Nous en profitons pour remercier Cambon, Brice Cossu, Malo Kerfriden, Alexis Sentenac et Ronan Toulhouat qui ont accompagné de leurs dessins la publication de ces analyses sur les réseaux sociaux ces dernières semaines :

Mission ministérielle : enfin le rapport Racine !

Aujourd’hui est un grand jour pour les artistes-auteurs comme pour la Ligue : le rapport de la Mission Bruno Racine vient enfin d’être remis et publié dans la foulée. En espérant qu’il soit suivi de décisions politiques concrètes !

Ne le cachons pas, c’est une grande victoire pour la Ligue des auteurs professionnels car elle est à l’origine de toute cette aventure.  En effet, en décembre 2018, la toute jeune Ligue, armée de son constat sur le statut des auteurs1, avait obtenu un rendez-vous avec le nouveau Ministre de la Culture2. Nous y avions défendu la nécessité de mesures fortes pour sauver les métiers des auteurs et avions obtenu la création d’un groupe de travail ministériel sur le sujet.

Ne le cachons pas non plus, La Ligue et ses membres fondateurs se sentaient alors très seuls à porter cette demande de changement. En effet beaucoup d’autres organisations s’inquiétaient de ce que les artistes-auteurs pourraient perdre dans des modifications de leur statut, sans sembler voir tout ce qu’ils étaient déjà en train de perdre… voire tout ce qu’ils n’avaient jamais eu. Heureusement, l’avenir nous a montré qu’en fait notre analyse de la situation était bien plus partagée que nous le pensions (en particulier par La Guilde française des scénaristes et le CAAP, merci à eux).

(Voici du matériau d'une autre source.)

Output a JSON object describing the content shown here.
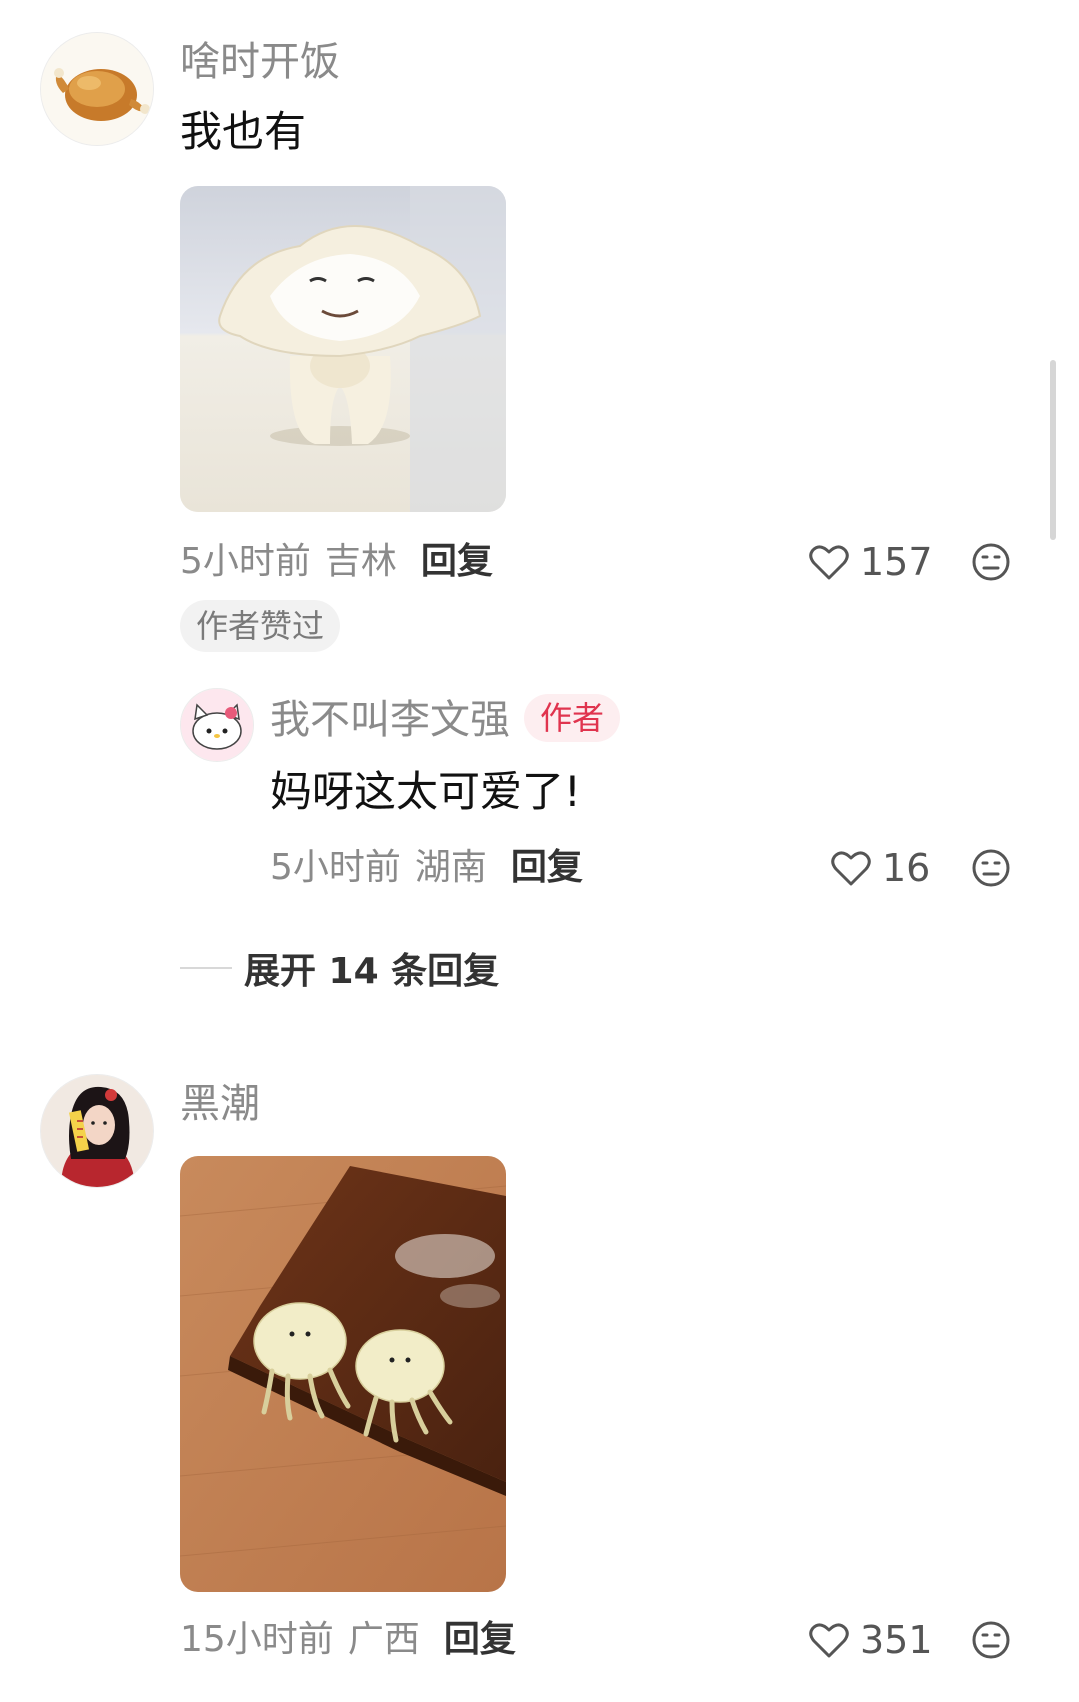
{
  "comments": [
    {
      "username": "啥时开饭",
      "avatar_icon": "roast-chicken-avatar",
      "text": "我也有",
      "photo": "dough-figure-photo",
      "time": "5小时前",
      "location": "吉林",
      "reply_label": "回复",
      "likes": "157",
      "badge": "作者赞过",
      "replies": [
        {
          "username": "我不叫李文强",
          "avatar_icon": "hello-kitty-avatar",
          "author_label": "作者",
          "text": "妈呀这太可爱了!",
          "time": "5小时前",
          "location": "湖南",
          "reply_label": "回复",
          "likes": "16"
        }
      ],
      "expand_label": "展开 14 条回复"
    },
    {
      "username": "黑潮",
      "avatar_icon": "cosplay-girl-avatar",
      "photo": "dumplings-on-board-photo",
      "time": "15小时前",
      "location": "广西",
      "reply_label": "回复",
      "likes": "351"
    }
  ],
  "icons": {
    "like": "heart-icon",
    "emoji": "emoji-icon"
  },
  "colors": {
    "author_badge_text": "#e0344e",
    "author_badge_bg": "#fdeef0",
    "meta_gray": "#8a8a8a"
  }
}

Après quelques mois de réflexion, cette demande s’incarna dans une mission ministérielle, confiée à Bruno Racine. Logiquement, la Ligue fut reçue en premier, en avril 20193. Nous fîmes un grand état des lieux qui fut écouté avec une extrême attention par les membres de la mission, venus de tous les horizons. Après avoir mené toutes ses autres auditions, la mission nous reçut une seconde fois4, en juillet, afin de lui remettre notre travail, un document dense de 36 pages de réflexions et d’hypothèses sur le statut des auteurs mais aussi sur les régulations possibles. Ce document, nous ne l’avions pas rendu public jusqu’à maintenant, car nous avions vite compris que beaucoup de groupes d’intérêt voulaient en connaître le contenu afin de mieux pouvoir s’en défendre.

Puis, comme tout le monde, nous avons attendu. Nous avons maintenu un fort contact avec la mission comme avec le ministère pendant toute cette période, histoire de bien rappeler que ce rapport ne pouvait pas être flou ni tiède, que les artistes-auteurs ne le pardonneraient pas.

Ce rapport est donc aujourd’hui sur la table. C’est un vrai changement de paradigme. Aujourd’hui, ce n’est plus aux artistes-auteurs d’avoir à prouver la réalité de beaucoup de leurs problèmes. Ces problèmes sont enfin actés par une mission indépendante et experte. Cela veut dire que ceux qui continueraient à vouloir les nier, comme ceux qui voudraient toujours que rien ne change, tous ceux-là se rangeront officiellement dans le camp du désastre culturel et industriel qui s’annonce dans ce cas.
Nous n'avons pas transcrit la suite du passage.